There is a row of long vertical wooden frames that line the hallway in the Hospice of Sweetwater County office. Within the frames are lists of names, separated by years. The names are the people, every patient that hospice has had in its service over the years, dating back to their first patient in 1983.
"Every patient has been important to us somehow," hospice nurse Susan Arguello said.
"I remember every person on there," a second hospice nurse, Christa Miller, said.
Every hospice nurse travels a journey with their patients. Some journeys are longer than others, yet every one is just as important and meaningful. Many of those involved with hospice, nurses, staff and volunteers alike have been touched by a death personally and is the reason they work in hospice; it's a calling.
"It really does help a person if you've walked a similar journey," hospice's executive director Pam Jelaca said.
The hospice journey begins when a life is going to end. Hospice can be an illusive term for those who don't know what it is. For those who know, they know all too well.
"I feel like you don't know about hospice until you use hospice," Misty Cozad, community relations coordinator for hospice, said.
Hospice of Sweetwater County is a not-for-profit organization that provides the most cost-effective and medically appropriate form of care at the end of life, due to a life-limiting illness. Services include patient-family services, and bereavement services. The services hospice provides though, is more personal than the text-book definition.
"It's just the opportunity for people to spend their remaining time as they choose, with their pain and symptoms managed in their home or a place they call home, cared for by the people that mean the most to them. And it's care on their terms," Jelaca said. "You're able to help people understand that they still matter, their life still has value."

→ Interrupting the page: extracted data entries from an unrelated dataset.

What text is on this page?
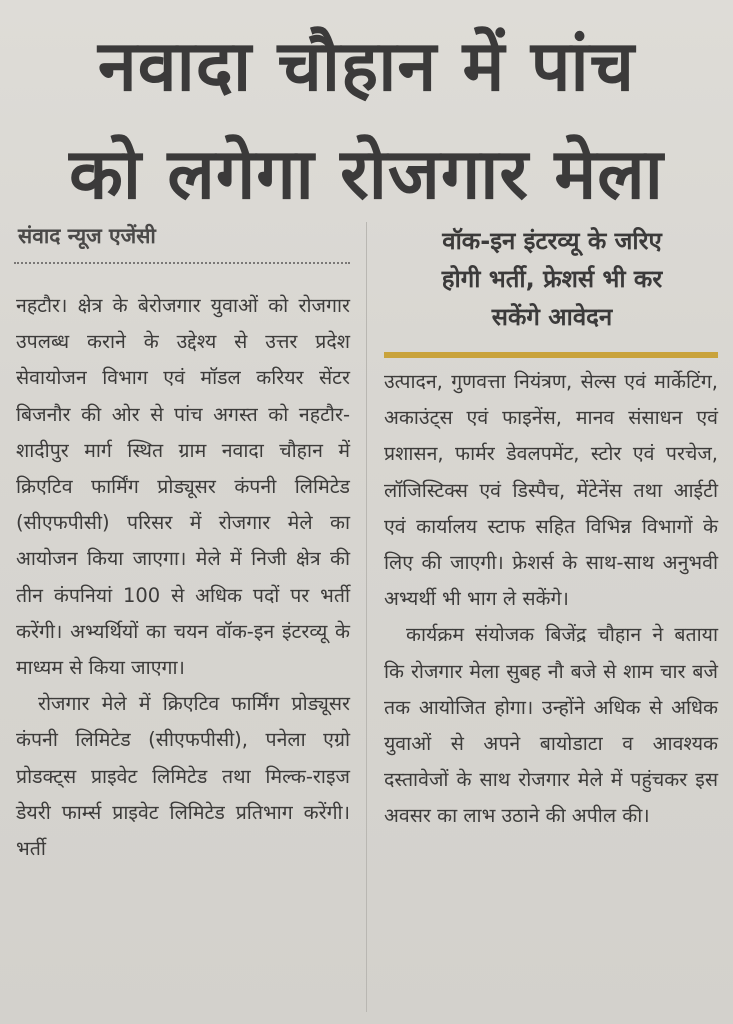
नवादा चौहान में पांच
को लगेगा रोजगार मेला
संवाद न्यूज एजेंसी	वॉक-इन इंटरव्यू के जरिए
होगी भर्ती, फ्रेशर्स भी कर
सकेंगे आवेदन

नहटौर। क्षेत्र के बेरोजगार युवाओं को रोजगार उपलब्ध कराने के उद्देश्य से उत्तर प्रदेश सेवायोजन विभाग एवं मॉडल करियर सेंटर बिजनौर की ओर से पांच अगस्त को नहटौर-शादीपुर मार्ग स्थित ग्राम नवादा चौहान में क्रिएटिव फार्मिंग प्रोड्यूसर कंपनी लिमिटेड (सीएफपीसी) परिसर में रोजगार मेले का आयोजन किया जाएगा। मेले में निजी क्षेत्र की तीन कंपनियां 100 से अधिक पदों पर भर्ती करेंगी। अभ्यर्थियों का चयन वॉक-इन इंटरव्यू के माध्यम से किया जाएगा।

रोजगार मेले में क्रिएटिव फार्मिंग प्रोड्यूसर कंपनी लिमिटेड (सीएफपीसी), पनेला एग्रो प्रोडक्ट्स प्राइवेट लिमिटेड तथा मिल्क-राइज डेयरी फार्म्स प्राइवेट लिमिटेड प्रतिभाग करेंगी। भर्ती

उत्पादन, गुणवत्ता नियंत्रण, सेल्स एवं मार्केटिंग, अकाउंट्स एवं फाइनेंस, मानव संसाधन एवं प्रशासन, फार्मर डेवलपमेंट, स्टोर एवं परचेज, लॉजिस्टिक्स एवं डिस्पैच, मेंटेनेंस तथा आईटी एवं कार्यालय स्टाफ सहित विभिन्न विभागों के लिए की जाएगी। फ्रेशर्स के साथ-साथ अनुभवी अभ्यर्थी भी भाग ले सकेंगे।

कार्यक्रम संयोजक बिजेंद्र चौहान ने बताया कि रोजगार मेला सुबह नौ बजे से शाम चार बजे तक आयोजित होगा। उन्होंने अधिक से अधिक युवाओं से अपने बायोडाटा व आवश्यक दस्तावेजों के साथ रोजगार मेले में पहुंचकर इस अवसर का लाभ उठाने की अपील की।
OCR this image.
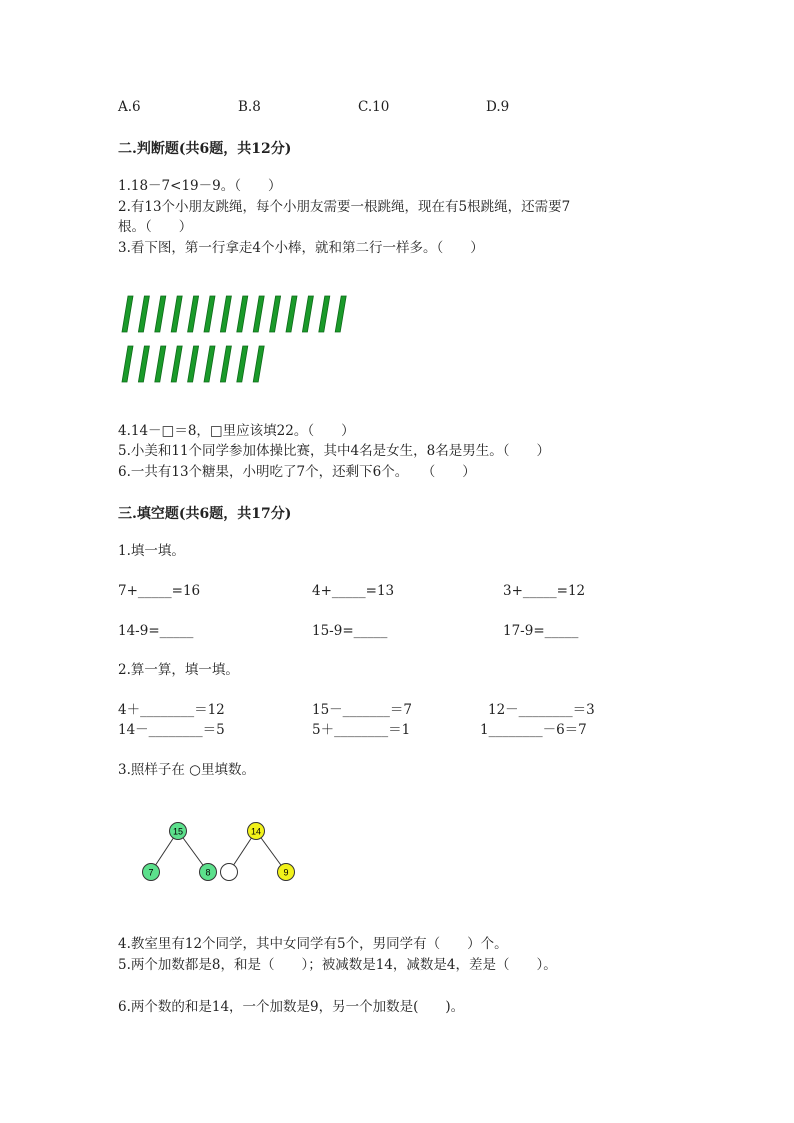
A.6	B.8	C.10	D.9
二.判断题(共6题，共12分)
1.18－7<19－9。（　　）
2.有13个小朋友跳绳，每个小朋友需要一根跳绳，现在有5根跳绳，还需要7
根。（　　）
3.看下图，第一行拿走4个小棒，就和第二行一样多。（　　）
4.14－□＝8，□里应该填22。（　　）
5.小美和11个同学参加体操比赛，其中4名是女生，8名是男生。（　　）
6.一共有13个糖果，小明吃了7个，还剩下6个。　　（　　）
三.填空题(共6题，共17分)
1.填一填。
7+_____=16	4+_____=13	3+_____=12
14-9=_____	15-9=_____	17-9=_____
2.算一算，填一填。
4＋________＝12	15－_______＝7	12－________＝3
14－________＝5	5＋________＝1	1________－6＝7
3.照样子在 ○里填数。
15
7	8
14
9
4.教室里有12个同学，其中女同学有5个，男同学有（　　）个。
5.两个加数都是8，和是（　　）；被减数是14，减数是4，差是（　　）。
6.两个数的和是14，一个加数是9，另一个加数是(　　)。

A hospice nurse will typically visit the patient and their family in their home as often as the patient needs, and will provide pain and symptom management, as well as emotional and spiritual support. The nurse will supply the patient with any medication, supplies and equipment needed to manage their illness.

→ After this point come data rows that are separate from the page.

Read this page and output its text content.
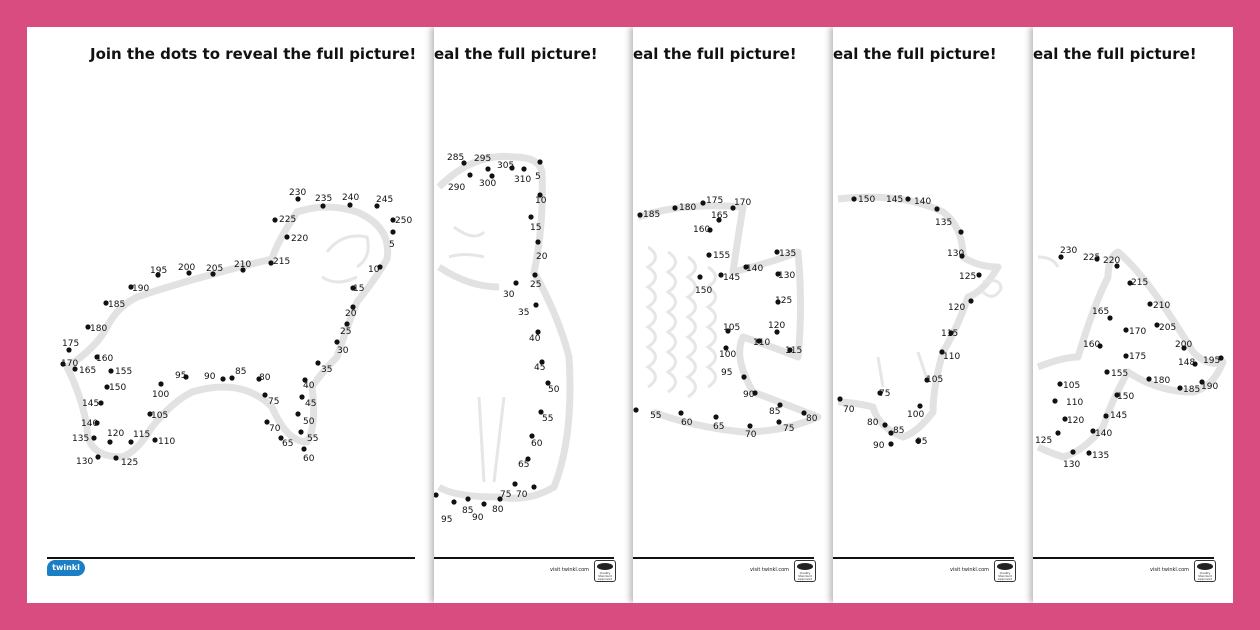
Join the dots to reveal the full picture!
5
10
15
20
25
30
35
40
45
50
55
60
65
70
75
80
85
90
95
100
105
110
115
120
125
130
135
140
145
150
155
160
165
170
175
180
185
190
195 200 205 210 215
220
225
230
235 240 245
250
twinkl
eal the full picture!
5
10
15
20
25
30
35
40
45
50
55
60
65
70
75
80
85
90
95
290
285 295
300
305
310
visit twinkl.com	Quality Standard Approved
eal the full picture!
55
60 65
70
75
80
85
90
95
100
105
110
115
120
125
130
135
140
145
150
155
160
165
170
175
180
185
visit twinkl.com	Quality Standard Approved
eal the full picture!
70
75
80
85
90	95
100
105
110
115
120
125
130
135
140
145
150
visit twinkl.com	Quality Standard Approved
eal the full picture!
105
110
120
125
130
135
140
145
148
150
155
160
165
170
175
180
185 190
195
200
205
210
215
220
225
230
visit twinkl.com	Quality Standard Approved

"If they can still be up and about and enjoying things, we like to help them achieve that," Jelaca said. "Our goal is to keep them comfortable and to enhance the quality of their life."

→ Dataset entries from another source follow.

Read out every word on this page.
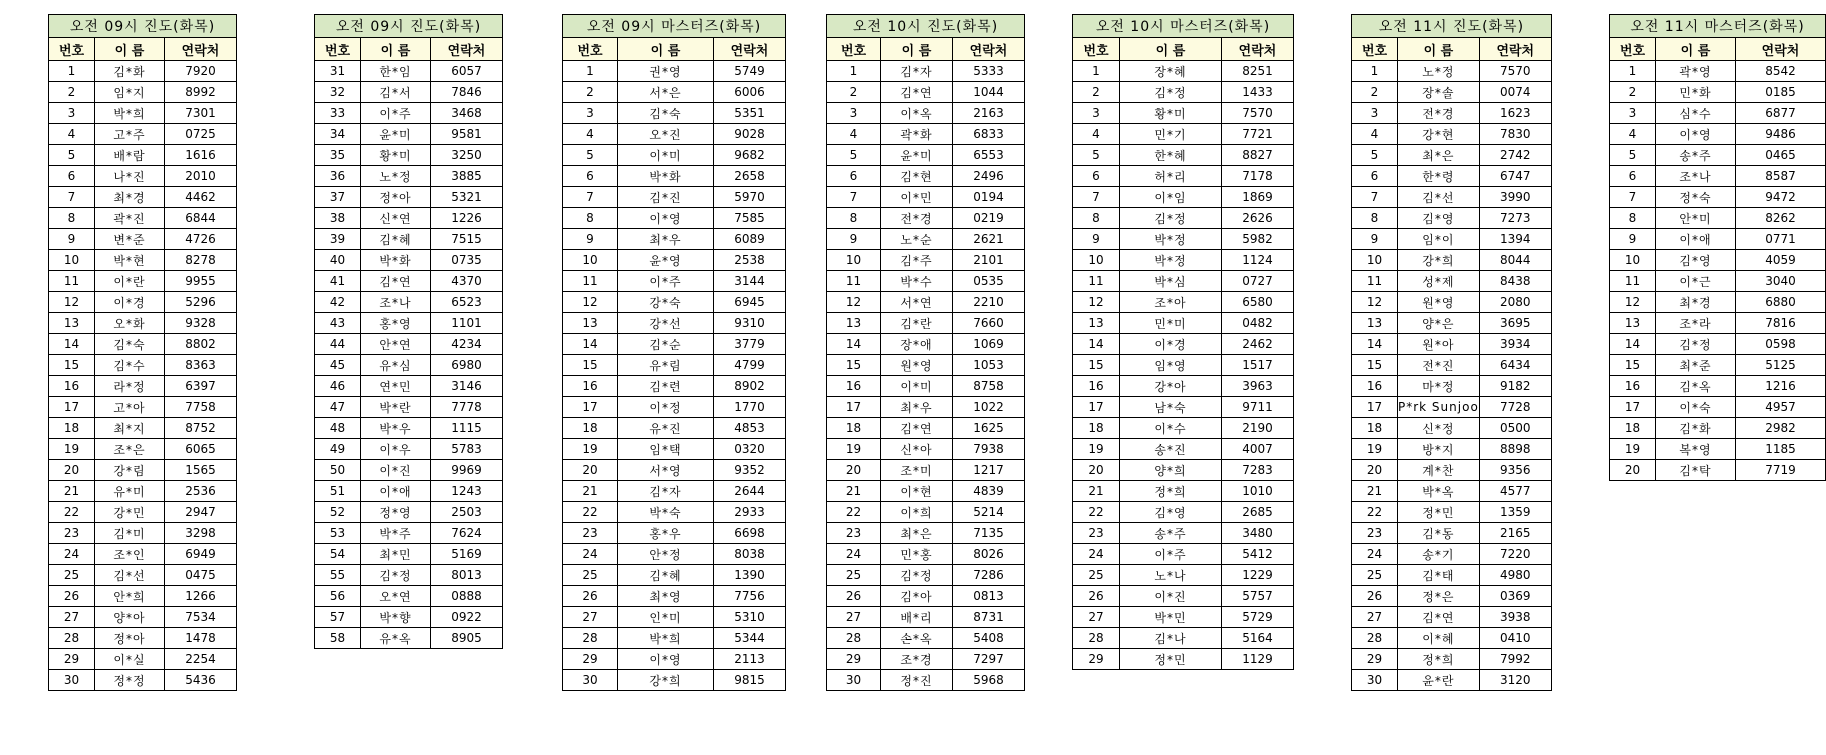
오전 09시 진도(화목)		
번호	이 름	연락처
1	김*화	7920
2	임*지	8992
3	박*희	7301
4	고*주	0725
5	배*람	1616
6	나*진	2010
7	최*경	4462
8	곽*진	6844
9	변*준	4726
10	박*현	8278
11	이*란	9955
12	이*경	5296
13	오*화	9328
14	김*숙	8802
15	김*수	8363
16	라*정	6397
17	고*아	7758
18	최*지	8752
19	조*은	6065
20	강*림	1565
21	유*미	2536
22	강*민	2947
23	김*미	3298
24	조*인	6949
25	김*선	0475
26	안*희	1266
27	양*아	7534
28	정*아	1478
29	이*실	2254
30	정*정	5436
오전 09시 진도(화목)		
번호	이 름	연락처
31	한*임	6057
32	김*서	7846
33	이*주	3468
34	윤*미	9581
35	황*미	3250
36	노*정	3885
37	정*아	5321
38	신*연	1226
39	김*혜	7515
40	박*화	0735
41	김*연	4370
42	조*나	6523
43	홍*영	1101
44	안*연	4234
45	유*심	6980
46	연*민	3146
47	박*란	7778
48	박*우	1115
49	이*우	5783
50	이*진	9969
51	이*애	1243
52	정*영	2503
53	박*주	7624
54	최*민	5169
55	김*정	8013
56	오*연	0888
57	박*향	0922
58	유*옥	8905
오전 09시 마스터즈(화목)		
번호	이 름	연락처
1	권*영	5749
2	서*은	6006
3	김*숙	5351
4	오*진	9028
5	이*미	9682
6	박*화	2658
7	김*진	5970
8	이*영	7585
9	최*우	6089
10	윤*영	2538
11	이*주	3144
12	강*숙	6945
13	강*선	9310
14	김*순	3779
15	유*림	4799
16	김*련	8902
17	이*정	1770
18	유*진	4853
19	임*택	0320
20	서*영	9352
21	김*자	2644
22	박*숙	2933
23	홍*우	6698
24	안*정	8038
25	김*혜	1390
26	최*영	7756
27	인*미	5310
28	박*희	5344
29	이*영	2113
30	강*희	9815
오전 10시 진도(화목)		
번호	이 름	연락처
1	김*자	5333
2	김*연	1044
3	이*옥	2163
4	곽*화	6833
5	윤*미	6553
6	김*현	2496
7	이*민	0194
8	전*경	0219
9	노*순	2621
10	김*주	2101
11	박*수	0535
12	서*연	2210
13	김*란	7660
14	장*애	1069
15	원*영	1053
16	이*미	8758
17	최*우	1022
18	김*연	1625
19	신*아	7938
20	조*미	1217
21	이*현	4839
22	이*희	5214
23	최*은	7135
24	민*홍	8026
25	김*정	7286
26	김*아	0813
27	배*리	8731
28	손*옥	5408
29	조*경	7297
30	정*진	5968
오전 10시 마스터즈(화목)		
번호	이 름	연락처
1	장*혜	8251
2	김*정	1433
3	황*미	7570
4	민*기	7721
5	한*혜	8827
6	허*리	7178
7	이*임	1869
8	김*정	2626
9	박*정	5982
10	박*정	1124
11	박*심	0727
12	조*아	6580
13	민*미	0482
14	이*경	2462
15	임*영	1517
16	강*아	3963
17	남*숙	9711
18	이*수	2190
19	송*진	4007
20	양*희	7283
21	정*희	1010
22	김*영	2685
23	송*주	3480
24	이*주	5412
25	노*나	1229
26	이*진	5757
27	박*민	5729
28	김*나	5164
29	정*민	1129
오전 11시 진도(화목)		
번호	이 름	연락처
1	노*정	7570
2	장*솔	0074
3	전*경	1623
4	강*현	7830
5	최*은	2742
6	한*령	6747
7	김*선	3990
8	김*영	7273
9	임*이	1394
10	강*희	8044
11	성*제	8438
12	원*영	2080
13	양*은	3695
14	원*아	3934
15	전*진	6434
16	마*정	9182
17	P*rk Sunjoo	7728
18	신*정	0500
19	방*지	8898
20	계*찬	9356
21	박*옥	4577
22	정*민	1359
23	김*동	2165
24	송*기	7220
25	김*태	4980
26	정*은	0369
27	김*연	3938
28	이*혜	0410
29	정*희	7992
30	윤*란	3120
오전 11시 마스터즈(화목)		
번호	이 름	연락처
1	곽*영	8542
2	민*화	0185
3	심*수	6877
4	이*영	9486
5	송*주	0465
6	조*나	8587
7	정*숙	9472
8	안*미	8262
9	이*애	0771
10	김*영	4059
11	이*근	3040
12	최*경	6880
13	조*라	7816
14	김*정	0598
15	최*준	5125
16	김*옥	1216
17	이*숙	4957
18	김*화	2982
19	복*영	1185
20	김*탁	7719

Other items a hospice nurse will bring on her patient visits usually range in personal-needs items. They bring these items, so the family doesn't need to go out and get them themselves. After items run out, hospice will restock them. It is part of the care hospice provides the patient and their family.
"It can be a burden on some families to get some of these supplies," Miller said. "Some of this is expensive."
The cost of hospice care does not effect whether a patient can receive hospice services. Care is given to a patient regardless of their ability to pay for services.
The financial help of Medicare, Medicaid, private insurances, Sweetwater County, United Way of Sweetwater County, grants, donations and memorials insure nobody goes uncared for.
"We provide a significant amount of uncompensated care every year," Jelaca said. "We don't refuse our care to anybody based on their ability to pay."
Jelaca's passion for the program, to be able to provide hospice care to anyone in need, stems from her own life story. When her father died of cancer, her family didn't know hospice existed and he went through much pain. It was a difficult experience for her father and for her.
"I wouldn't be doing this, if it wasn't for his death," she said. "What I wanted to do was help others have a peaceful, comfortable death; my father didn't. And when I learned that there was a program that helped with that, I wanted to be a part of it."